Elle y retrouve son père (Eric Ru) un colonel psychorigide, tyrannique, sa mère (Zabou Breitman) qui se dit libérée de tous les tabous et un frère, Philippe, (Florian Lesieur), écrasé par son père « un mâle alpha ! », sur couvé par sa mère, mal dans sa peau et malsain. Une chance pour la jeune fille: le père fâché avec le moniteur du centre militaire d’équitation où elle s’entraine, l’inscrit dans un centre équestre aux méthodes très différentes, où l’énergie de vie circule librement aussi bien pour les humains que pour les chevaux.
Le moniteur (Guillaume Gouix) lui semble le père idéal. Elle va ainsi pouvoir, peu à peu, échapper à sa famille fusionnelle et toxique, à l’autorité du père, à la « folie » de la mère et surtout à son frère qui ayant constaté que le corps de sa sœur a changé, va peu à peu en profiter. Lors qu’elle aborde le sujet, « Il ne faut pas en faire un plat ! La promiscuité c’est normal en famille ! » s’entend-elle répondre. Heureusement, elle a nouvelle amie au centre équestre, Laetitia, (Laika Blanc Francard) qui lui redonne le sourire et un peu de légèreté.
Hélène Merlin a mis plus de dix ans pour écrire et réaliser ce film sur l’inceste et surtout sur la résilience, sur la joie de vivre retrouvée.

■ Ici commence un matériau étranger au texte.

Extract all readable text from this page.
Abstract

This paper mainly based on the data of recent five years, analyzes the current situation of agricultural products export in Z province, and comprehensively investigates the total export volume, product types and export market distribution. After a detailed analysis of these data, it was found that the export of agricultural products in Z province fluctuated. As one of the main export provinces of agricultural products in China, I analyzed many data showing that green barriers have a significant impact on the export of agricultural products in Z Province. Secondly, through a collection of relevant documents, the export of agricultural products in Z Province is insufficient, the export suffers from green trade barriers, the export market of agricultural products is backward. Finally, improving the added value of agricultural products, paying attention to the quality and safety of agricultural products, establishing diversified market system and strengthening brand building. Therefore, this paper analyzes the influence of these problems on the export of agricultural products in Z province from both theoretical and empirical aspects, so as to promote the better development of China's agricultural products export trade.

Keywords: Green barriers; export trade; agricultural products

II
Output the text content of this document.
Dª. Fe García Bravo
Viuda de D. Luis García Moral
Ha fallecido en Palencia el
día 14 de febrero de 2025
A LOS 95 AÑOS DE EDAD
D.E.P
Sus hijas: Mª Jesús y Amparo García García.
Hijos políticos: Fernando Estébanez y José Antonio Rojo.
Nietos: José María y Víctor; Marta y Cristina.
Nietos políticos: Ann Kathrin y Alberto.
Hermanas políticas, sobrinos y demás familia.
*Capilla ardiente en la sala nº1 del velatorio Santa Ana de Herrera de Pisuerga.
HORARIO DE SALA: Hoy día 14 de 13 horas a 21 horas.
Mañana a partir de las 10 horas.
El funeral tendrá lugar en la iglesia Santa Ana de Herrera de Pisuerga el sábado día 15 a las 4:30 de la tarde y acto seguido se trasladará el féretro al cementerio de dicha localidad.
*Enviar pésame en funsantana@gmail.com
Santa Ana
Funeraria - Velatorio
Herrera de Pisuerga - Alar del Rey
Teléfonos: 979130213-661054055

Si certaines séquences sont dures, la cinéaste a réussi à montrer par sa mise en scène, ralentis, plongées et contre plongées, plans conçus comme des tableaux et par ses choix de format d’images qu’on peut sortir de cette situation.
Les marionnettes que manipule Cassandre adulte (Agathe Rousselle), belles séquences récurrentes, jeu qui permet de mettre à distance les traumatismes, offrent aussi au spectateur une respiration. Cassandre a échappé à la « mécanique des ombres » et a su concilier en elle le loup blanc et le loup noir du conte amérindien. Billie Blain incarne à merveille ce personnage qui change et découvre la liberté. La musique de la compositrice Delphine Malaussena contribue à la réussite de ce film nécessaire qui aborde un problème toujours d’actualité.
A découvrir absolument !
ANNIE GAVA
Cassandre ou la mécanique des ombres faisait partie des films en compétition à Music & Cinema.